NOUS SOMMES TOUS DANS LE MÊME BATEAU
A bord, nous ne souffrons pas de la solitude que beaucoup pourraient vivre dans les grandes villes au troisième étage. Nous sommes engagés dans une pièce absurde avec cinq personnages complètement différents. L’auteur de ces lignes est votre skipper. Je l’aurais appelé “Le Squelette en Marche” s’il n’avait pas écrit à la première personne. Marja, avec une attitude saine envers la vie et sans peur du rien ni diable, nous l’appelons “Tia Maria”. Ensuite, nous avons notre maître d’équipage “Pasteur des Âmes”, qui prend la mesure des âmes avec des larges gestes russes. Il y a le marron Tolin, notre “Bouffon” de Suriname, le metteur-en-scène qui n’a pas pu rentrer chez lui mais qui ne peut pas arrêter de faire des blagues. Il appelle régulièrement – et à juste titre – notre navire “La Boîte à Rouille”. Ensuite, nous avons un autre Russe, un peu perdu, que nous appelons “Le Fantôme”. Quand il parle enfin, il dit que les incendies de forêt australiens sont un stratagème américain pour détruire les vaches australiennes qui élèvent les embryons d’innombrables petits Chinois. C’est très sérieux parce que son prédicateur russe sur internet diffuse de telles vérités et faits. Voilà vos compagnons de route … Ce n’est pas exactement la compagnie que je vous avais promise dans mon chapitre “School For Fools”, mais c’est certainement une école des fous.
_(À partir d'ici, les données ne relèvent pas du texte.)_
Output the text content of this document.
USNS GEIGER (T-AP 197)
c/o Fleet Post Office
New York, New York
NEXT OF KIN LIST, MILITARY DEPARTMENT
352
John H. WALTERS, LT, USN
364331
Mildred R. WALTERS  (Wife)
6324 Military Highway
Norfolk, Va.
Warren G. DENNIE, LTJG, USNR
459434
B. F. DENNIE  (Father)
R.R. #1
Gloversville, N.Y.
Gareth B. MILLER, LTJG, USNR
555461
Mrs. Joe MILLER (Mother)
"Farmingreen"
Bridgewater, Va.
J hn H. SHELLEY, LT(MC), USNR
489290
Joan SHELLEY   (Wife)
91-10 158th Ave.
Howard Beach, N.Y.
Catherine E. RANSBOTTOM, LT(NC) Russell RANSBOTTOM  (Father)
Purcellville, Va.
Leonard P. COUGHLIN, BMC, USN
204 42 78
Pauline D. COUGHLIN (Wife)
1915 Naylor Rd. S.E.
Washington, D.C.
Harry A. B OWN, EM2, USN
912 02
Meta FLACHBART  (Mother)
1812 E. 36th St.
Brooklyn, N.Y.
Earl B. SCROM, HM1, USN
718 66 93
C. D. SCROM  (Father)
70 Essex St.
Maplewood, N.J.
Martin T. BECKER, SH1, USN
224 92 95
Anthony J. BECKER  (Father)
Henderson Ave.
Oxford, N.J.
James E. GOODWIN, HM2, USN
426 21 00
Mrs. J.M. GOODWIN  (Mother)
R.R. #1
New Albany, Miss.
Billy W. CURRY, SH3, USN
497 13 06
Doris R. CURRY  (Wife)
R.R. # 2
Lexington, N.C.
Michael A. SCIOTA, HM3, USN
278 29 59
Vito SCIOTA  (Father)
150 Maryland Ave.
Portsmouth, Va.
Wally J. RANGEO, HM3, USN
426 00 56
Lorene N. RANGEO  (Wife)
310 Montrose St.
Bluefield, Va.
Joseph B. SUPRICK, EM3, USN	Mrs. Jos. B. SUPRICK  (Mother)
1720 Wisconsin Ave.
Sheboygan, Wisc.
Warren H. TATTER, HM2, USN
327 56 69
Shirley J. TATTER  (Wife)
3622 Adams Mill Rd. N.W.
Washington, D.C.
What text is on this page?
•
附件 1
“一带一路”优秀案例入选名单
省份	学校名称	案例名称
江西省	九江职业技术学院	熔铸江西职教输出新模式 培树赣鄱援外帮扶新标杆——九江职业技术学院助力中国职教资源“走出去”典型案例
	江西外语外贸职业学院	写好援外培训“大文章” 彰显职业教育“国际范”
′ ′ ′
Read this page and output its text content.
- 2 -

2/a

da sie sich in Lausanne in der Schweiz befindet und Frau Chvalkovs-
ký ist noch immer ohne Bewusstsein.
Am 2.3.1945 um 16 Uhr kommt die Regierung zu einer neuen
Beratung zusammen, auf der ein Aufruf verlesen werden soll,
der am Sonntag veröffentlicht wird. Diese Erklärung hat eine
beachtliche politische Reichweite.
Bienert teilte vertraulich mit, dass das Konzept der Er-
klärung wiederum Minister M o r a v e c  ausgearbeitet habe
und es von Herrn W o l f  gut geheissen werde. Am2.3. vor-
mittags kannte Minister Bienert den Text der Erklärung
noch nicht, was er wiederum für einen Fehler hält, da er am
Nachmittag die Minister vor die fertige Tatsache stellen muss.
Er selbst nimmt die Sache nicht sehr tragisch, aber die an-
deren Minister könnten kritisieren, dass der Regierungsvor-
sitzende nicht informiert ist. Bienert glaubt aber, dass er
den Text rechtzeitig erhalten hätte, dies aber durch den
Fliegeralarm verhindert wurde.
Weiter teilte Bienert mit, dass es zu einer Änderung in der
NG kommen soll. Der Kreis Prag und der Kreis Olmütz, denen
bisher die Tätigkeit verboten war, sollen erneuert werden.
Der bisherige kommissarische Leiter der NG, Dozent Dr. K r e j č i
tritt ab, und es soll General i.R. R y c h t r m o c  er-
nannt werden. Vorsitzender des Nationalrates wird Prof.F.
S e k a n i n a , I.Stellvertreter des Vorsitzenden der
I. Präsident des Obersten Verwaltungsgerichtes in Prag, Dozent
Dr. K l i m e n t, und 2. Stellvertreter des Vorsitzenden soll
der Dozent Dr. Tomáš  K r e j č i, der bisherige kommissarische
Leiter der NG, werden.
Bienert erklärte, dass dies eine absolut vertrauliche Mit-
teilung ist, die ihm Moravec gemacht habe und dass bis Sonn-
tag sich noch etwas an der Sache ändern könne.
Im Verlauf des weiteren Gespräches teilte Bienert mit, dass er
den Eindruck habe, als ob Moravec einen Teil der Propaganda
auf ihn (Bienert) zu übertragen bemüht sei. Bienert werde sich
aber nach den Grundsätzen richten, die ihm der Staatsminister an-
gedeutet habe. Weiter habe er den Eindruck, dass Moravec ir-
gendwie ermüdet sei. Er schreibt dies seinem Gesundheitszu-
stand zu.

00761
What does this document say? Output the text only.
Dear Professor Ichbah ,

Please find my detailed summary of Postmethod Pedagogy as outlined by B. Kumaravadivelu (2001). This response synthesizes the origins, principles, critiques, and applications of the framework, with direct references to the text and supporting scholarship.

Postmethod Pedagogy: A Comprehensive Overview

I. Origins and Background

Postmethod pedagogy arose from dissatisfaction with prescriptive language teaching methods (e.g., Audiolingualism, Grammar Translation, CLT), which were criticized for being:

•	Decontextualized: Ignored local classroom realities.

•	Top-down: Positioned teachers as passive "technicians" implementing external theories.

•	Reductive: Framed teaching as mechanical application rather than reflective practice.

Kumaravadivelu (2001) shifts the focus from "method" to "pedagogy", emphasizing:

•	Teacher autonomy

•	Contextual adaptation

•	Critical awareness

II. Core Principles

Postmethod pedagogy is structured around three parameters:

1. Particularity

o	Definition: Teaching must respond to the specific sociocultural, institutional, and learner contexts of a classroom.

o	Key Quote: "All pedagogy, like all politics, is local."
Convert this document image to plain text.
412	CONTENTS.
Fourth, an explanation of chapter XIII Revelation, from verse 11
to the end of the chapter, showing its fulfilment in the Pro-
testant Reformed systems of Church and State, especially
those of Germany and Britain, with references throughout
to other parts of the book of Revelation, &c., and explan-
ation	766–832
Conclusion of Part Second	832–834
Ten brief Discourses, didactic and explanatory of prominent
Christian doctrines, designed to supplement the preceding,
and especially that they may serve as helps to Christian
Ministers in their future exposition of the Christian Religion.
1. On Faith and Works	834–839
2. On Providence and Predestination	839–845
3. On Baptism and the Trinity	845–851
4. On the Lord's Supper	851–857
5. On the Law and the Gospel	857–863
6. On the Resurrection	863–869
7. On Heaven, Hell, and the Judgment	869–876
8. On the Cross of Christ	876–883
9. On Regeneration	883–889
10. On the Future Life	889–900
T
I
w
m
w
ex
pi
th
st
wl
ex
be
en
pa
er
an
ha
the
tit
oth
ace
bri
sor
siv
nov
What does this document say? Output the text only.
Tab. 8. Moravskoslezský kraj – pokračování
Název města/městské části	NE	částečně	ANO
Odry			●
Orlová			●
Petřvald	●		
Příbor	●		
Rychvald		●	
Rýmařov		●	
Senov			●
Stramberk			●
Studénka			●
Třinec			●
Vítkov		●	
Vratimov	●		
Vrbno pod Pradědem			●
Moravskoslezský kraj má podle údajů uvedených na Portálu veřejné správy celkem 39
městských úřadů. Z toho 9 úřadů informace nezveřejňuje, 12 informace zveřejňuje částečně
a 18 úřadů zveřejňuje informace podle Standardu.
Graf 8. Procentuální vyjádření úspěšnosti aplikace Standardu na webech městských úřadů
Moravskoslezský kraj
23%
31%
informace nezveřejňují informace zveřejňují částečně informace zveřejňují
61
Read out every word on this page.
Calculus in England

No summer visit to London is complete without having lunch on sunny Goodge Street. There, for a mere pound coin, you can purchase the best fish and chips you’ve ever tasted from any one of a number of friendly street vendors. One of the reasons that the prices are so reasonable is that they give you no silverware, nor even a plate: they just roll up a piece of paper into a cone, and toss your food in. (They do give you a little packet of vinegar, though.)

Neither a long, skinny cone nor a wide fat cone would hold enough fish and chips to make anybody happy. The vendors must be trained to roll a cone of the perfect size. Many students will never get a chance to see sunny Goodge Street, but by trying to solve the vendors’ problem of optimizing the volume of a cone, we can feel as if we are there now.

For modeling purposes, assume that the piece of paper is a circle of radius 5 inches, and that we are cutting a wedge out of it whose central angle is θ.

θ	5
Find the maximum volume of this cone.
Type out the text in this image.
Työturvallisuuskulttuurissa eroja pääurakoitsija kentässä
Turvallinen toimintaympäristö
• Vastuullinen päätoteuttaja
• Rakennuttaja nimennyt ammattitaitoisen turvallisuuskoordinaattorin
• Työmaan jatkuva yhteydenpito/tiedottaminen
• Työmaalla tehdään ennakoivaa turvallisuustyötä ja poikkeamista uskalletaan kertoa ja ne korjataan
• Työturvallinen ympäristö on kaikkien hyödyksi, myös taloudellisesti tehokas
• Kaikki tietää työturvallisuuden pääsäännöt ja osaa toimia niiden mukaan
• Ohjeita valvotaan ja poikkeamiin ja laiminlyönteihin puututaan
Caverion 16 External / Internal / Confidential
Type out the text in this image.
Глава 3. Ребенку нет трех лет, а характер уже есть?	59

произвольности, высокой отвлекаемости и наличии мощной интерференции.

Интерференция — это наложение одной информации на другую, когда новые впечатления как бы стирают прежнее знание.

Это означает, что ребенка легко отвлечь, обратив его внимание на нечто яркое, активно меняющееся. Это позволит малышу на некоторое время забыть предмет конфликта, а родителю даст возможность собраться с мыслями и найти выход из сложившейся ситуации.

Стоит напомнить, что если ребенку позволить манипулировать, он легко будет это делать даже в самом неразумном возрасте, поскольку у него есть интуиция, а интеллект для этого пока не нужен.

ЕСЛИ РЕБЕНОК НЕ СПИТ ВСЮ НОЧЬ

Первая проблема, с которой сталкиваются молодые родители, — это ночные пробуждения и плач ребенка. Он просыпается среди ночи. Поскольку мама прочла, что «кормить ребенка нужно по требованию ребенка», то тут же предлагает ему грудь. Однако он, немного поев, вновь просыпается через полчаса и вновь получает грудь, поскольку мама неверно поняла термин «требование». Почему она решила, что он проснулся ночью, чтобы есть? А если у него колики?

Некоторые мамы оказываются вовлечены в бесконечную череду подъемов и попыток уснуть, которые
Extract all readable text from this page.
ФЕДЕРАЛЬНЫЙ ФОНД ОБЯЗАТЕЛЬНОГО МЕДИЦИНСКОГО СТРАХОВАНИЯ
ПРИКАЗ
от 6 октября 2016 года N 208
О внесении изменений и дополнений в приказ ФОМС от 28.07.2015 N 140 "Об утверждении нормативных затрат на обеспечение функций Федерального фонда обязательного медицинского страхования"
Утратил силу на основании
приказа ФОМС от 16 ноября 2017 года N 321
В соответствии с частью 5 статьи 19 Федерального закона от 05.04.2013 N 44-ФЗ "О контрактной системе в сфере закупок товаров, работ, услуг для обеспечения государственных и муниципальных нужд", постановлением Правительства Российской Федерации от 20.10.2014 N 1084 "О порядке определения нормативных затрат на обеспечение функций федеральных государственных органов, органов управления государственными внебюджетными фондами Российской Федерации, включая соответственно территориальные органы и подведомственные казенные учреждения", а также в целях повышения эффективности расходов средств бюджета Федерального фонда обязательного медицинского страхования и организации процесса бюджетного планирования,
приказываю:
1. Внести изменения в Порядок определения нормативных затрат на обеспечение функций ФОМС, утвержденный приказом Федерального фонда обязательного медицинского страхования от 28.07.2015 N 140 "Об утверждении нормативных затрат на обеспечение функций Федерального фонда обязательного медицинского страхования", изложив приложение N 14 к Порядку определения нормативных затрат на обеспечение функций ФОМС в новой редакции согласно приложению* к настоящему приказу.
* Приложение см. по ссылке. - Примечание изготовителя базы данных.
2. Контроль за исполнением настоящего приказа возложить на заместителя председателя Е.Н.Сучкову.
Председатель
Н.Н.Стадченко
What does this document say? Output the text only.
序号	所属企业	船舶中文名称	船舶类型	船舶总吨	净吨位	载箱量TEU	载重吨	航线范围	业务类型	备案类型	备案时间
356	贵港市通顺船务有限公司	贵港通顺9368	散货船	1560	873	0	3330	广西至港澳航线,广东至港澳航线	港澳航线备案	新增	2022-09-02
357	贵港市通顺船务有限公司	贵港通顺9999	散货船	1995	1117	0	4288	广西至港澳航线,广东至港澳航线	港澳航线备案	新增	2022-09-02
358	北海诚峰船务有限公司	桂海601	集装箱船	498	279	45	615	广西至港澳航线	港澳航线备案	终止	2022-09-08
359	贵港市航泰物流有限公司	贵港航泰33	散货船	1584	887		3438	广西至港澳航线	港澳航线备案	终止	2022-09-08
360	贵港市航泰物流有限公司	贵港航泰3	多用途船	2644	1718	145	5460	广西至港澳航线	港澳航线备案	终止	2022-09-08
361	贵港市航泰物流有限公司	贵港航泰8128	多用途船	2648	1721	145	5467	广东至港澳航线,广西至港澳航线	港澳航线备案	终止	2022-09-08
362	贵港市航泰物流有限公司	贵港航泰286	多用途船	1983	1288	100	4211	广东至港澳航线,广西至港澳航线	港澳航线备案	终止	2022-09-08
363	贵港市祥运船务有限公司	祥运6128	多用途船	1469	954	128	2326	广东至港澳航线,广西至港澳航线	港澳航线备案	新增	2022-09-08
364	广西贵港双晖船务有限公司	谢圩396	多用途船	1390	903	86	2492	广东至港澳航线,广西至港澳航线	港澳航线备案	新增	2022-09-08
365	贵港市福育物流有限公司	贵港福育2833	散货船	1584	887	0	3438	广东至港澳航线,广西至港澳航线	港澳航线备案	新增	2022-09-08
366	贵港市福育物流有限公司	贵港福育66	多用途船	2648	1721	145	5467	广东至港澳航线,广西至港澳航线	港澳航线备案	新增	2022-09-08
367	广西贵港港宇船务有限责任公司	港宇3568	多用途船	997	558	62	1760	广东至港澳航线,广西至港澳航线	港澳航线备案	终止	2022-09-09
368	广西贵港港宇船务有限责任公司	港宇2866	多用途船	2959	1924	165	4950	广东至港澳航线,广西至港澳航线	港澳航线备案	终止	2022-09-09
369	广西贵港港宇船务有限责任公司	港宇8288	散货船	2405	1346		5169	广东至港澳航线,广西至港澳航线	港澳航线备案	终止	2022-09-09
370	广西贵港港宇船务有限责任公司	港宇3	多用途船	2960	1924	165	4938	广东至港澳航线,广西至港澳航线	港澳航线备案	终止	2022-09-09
Personnellement, cette crise arrive juste trop tôt car un mois plus tard, nous serions en route vers les îles paradisiaques des Marquises, d’où un départ n’aurait plus trop d’importance. Nous serions y arrivés assez époustouflés alors qu’entre-temps la crise aurait secoué le monde. Nous y arrivons automatiquement en bonne santé, après cinq semaines de quarantaine volontaire. Mais ce n’est pas mal ici à Esmeraldas. Si on veut, les pêcheurs apportent le matin du poisson frais ou d’énormes crevettes, qui, tout comme les fruits et légumes, restent très bon marché car ils sont abondants. De temps en temps, on prend un bain rafraîchissant dans l’eau qui, certes, n’est pas bleu azur à cause de la rivière. Cependant, dans cette ville, on ne peut plus sortir en ville, sauf pour les achats. Ils s’en soucient à peine, encore. “Grosse Panse” Ramón, qui est de garde sur le bateau de pêche voisin, est venu ramer pour une liqueur et dit que le premier cas a déjà été repéré dans un village à une cinquantaine de kilomètres. La peste se rapproche ..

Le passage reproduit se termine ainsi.